WELL, IT HAS been a while. We--by which of course I mean "I," proprietor, management, and sole employee of Loads of Learned Lumber, but I have been at this long enough that I feel entitled to the editorial "we"--have been awfully busy lately, and of course you've been busy yourself, no? We've
all been busy.
For reasons that would be too time-consuming to explain, I had to write a paper on the pernicious influence upon our public life of Ayn Rand, which required a lot of reading--of which you may hear more later--and no small amount of writing, but even so I have had time to read a few other things, so let's start catching up.
Even though I include Julian Barnes on my mental list of living British novelists I like very much, I had not read one of his books since Love, etc., which was two or three or four back. But how do you say no to a Booker winner? So I read The Sense of an Ending back in January.
It's a quick read, not just short (163 pages) but quick-paced, once the dominoes of revelation about the past start falling. The story is narrated by Tony Webster, who seems to be in his early 60s; the mother of an old university girlfriend of his dies, leaving in her will that Tony--whom she has not seen in decades--be given the journal of another university friend of his, a young man who was the ex-girlfriend's post-Tony boyfriend, and who for unknown reasons committed suicide.
However, the ex-girlfriend, who is in possession of the journal, does not want to hand it over. Why not? The book from that moment on is an unspooling of memories of Tony's twenties interspersed with thwarted investigations in the present as he tries to piece together once and for all what happened among his ex-girlfriend, her parents, his friend who committed suicide, and himself.
He gets his answer. But the book's real power lies in our deepening sense of Tony.

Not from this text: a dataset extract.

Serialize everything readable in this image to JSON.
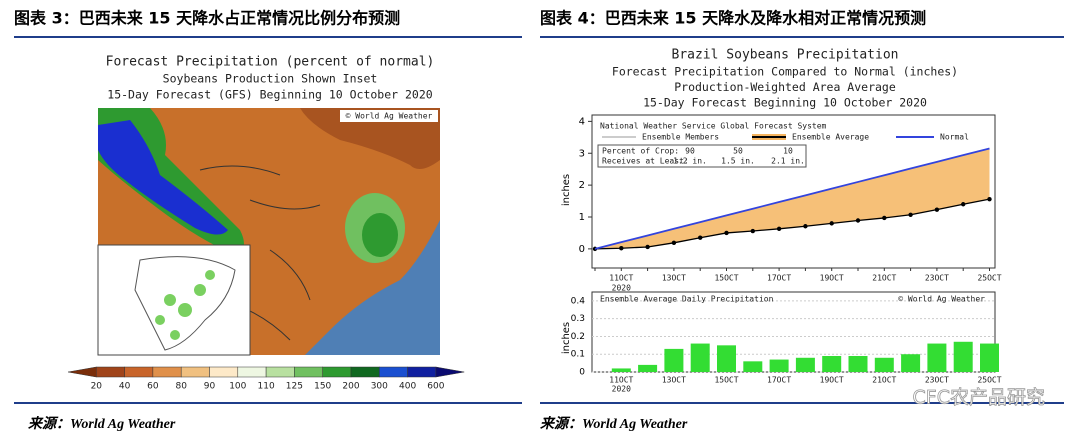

The novel is like one of those satisfyingly lengthy dramatic monologues by Browning--Sludge, Bishop Blougram, Prince von Hohenstiel-Schwanganau--where layer after layer of self-justification is peeled off until you are left with that bare, shivering thing itself, the meager self. Tony is educated, articulate, and intelligent, but we gradually see he uses his intelligence most energetically not in trying to understand but in trying to fend understanding off, to muffle the raw and bloody stuff, to keep the truth at arm's length.
Tony seems very British in his habit of mocking the earnestly analytical, in his dismissal of those (like his friend the suicide) who want to dig all the way down. But he keeps going even though the truth he eventually learns is, among other things, proof of his own callousness and obtuseness. "There is accumulation," he reflects in the novel's last sentences, "There is responsibility. And beyond these, there is unrest. There is great unrest."